How do I perform a convolution in python with a variable-width Gaussian?

Question

I need to perform a convolution using a Gaussian, however the width of the Gaussian needs to change. I'm not doing traditional signal processing but instead I need to take my perfect Probability Density Function (PDF) and ``smear" it, based on the resolution of my equipment.

For instance, suppose my PDF starts out as a spike/delta-function. I'll model this as a very narrow Gaussian. After being run through my equipment, it will be smeared out according to some Gaussian resolution. I can calculate this using the scipy.signal convolution functions.

    import numpy as np
    import matplotlib.pylab as plt

    import scipy.signal as signal
    import scipy.stats as stats

    # Create the initial function. I model a spike
    # as an arbitrarily narrow Gaussian
    mu = 1.0 # Centroid
    sig=0.001 # Width
    original_pdf = stats.norm(mu,sig)

    x = np.linspace(0.0,2.0,1000) 
    y = original_pdf.pdf(x)
    plt.plot(x,y,label='original')


    # Create the ``smearing" function to convolve with the
    # original function.
    # I use a Gaussian, centered at 0.0 (no bias) and
    # width of 0.5
    mu_conv = 0.0 # Centroid
    sigma_conv = 0.5 # Width
    convolving_term = stats.norm(mu_conv,sigma_conv)

    xconv = np.linspace(-5,5,1000)
    yconv = convolving_term.pdf(xconv)

    convolved_pdf = signal.convolve(y/y.sum(),yconv,mode='same')

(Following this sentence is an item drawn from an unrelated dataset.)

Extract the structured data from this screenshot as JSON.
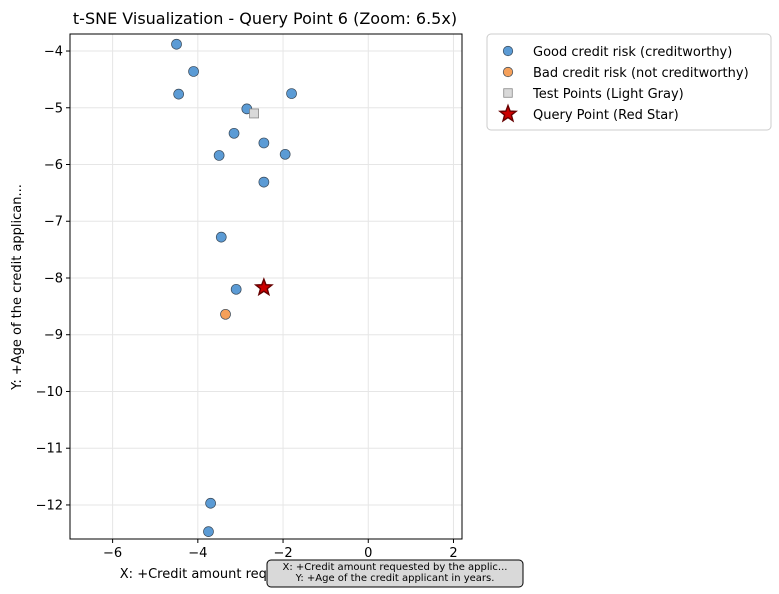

    plt.plot(x,convolved_pdf,label='convolved')
    plt.ylim(0,1.2*max(convolved_pdf))
    plt.legend()
    plt.show()

This all works no problem. But now suppose my original PDF is not a spike, but some broader function. For example, a Gaussian with sigma=1.0. And now suppose my resolution actually varys over x: at x=0.5, the smearing function is a Gaussian with sigma_conv=0.5, but at x=1.5, the smearing function is a Gaussian with sigma_conv=1.5. And suppose I know the functional form of the x-dependence of my smearing Gaussian. Naively, I thought I would change the line above to

    convolving_term = stats.norm(mu_conv,lambda x: 0.2*x + 0.1)

But that doesn't work, because the norm function expects a value for the width, not a function. In some sense, I need my convolving function to be a 2D array, where I have a different smearing Gaussian for each point in my original PDF, which remains a 1D array.

So is there a way to do this with functions already defined in Python? I have some code to do this that I wrote myself....but I want to make sure I've not just re-invented the wheel.

Thanks in advance!

Matt

Answer 1

Question, in brief:
How to convolve with a non-stationary kernel, for example, a Gaussian that changes width for different locations in the data, and does a Python an existing tool for this?

Answer, sort-of:
It's difficult to prove a negative, but I do not think that a function to perform a convolution with a non-stationary kernel exists in scipy or numpy. Anyway, as you describe it, it can't really be vectorized well, so you may as well do a loop or write some custom C code.

One trick that might work for you is, instead of changing the kernel size with position, stretch the data with the inverse scale (ie, at places where you'd want to the Gaussian with to be 0.5 the base width, stretch the data to 2x). This way, you can do a single warping operation on the data, a standard convolution with a fixed width Gaussian, and then unwarp the data to original scale.

The advantages of this approach are that it's very easy to write, and is completely vectorized, and therefore probably fairly fast to run.

Warping the data (using, say, an interpolation method) will cause some loss of accuracy, but if you choose things so that the data is always expanded and not reduced in your initial warping operation, the losses should be minimal.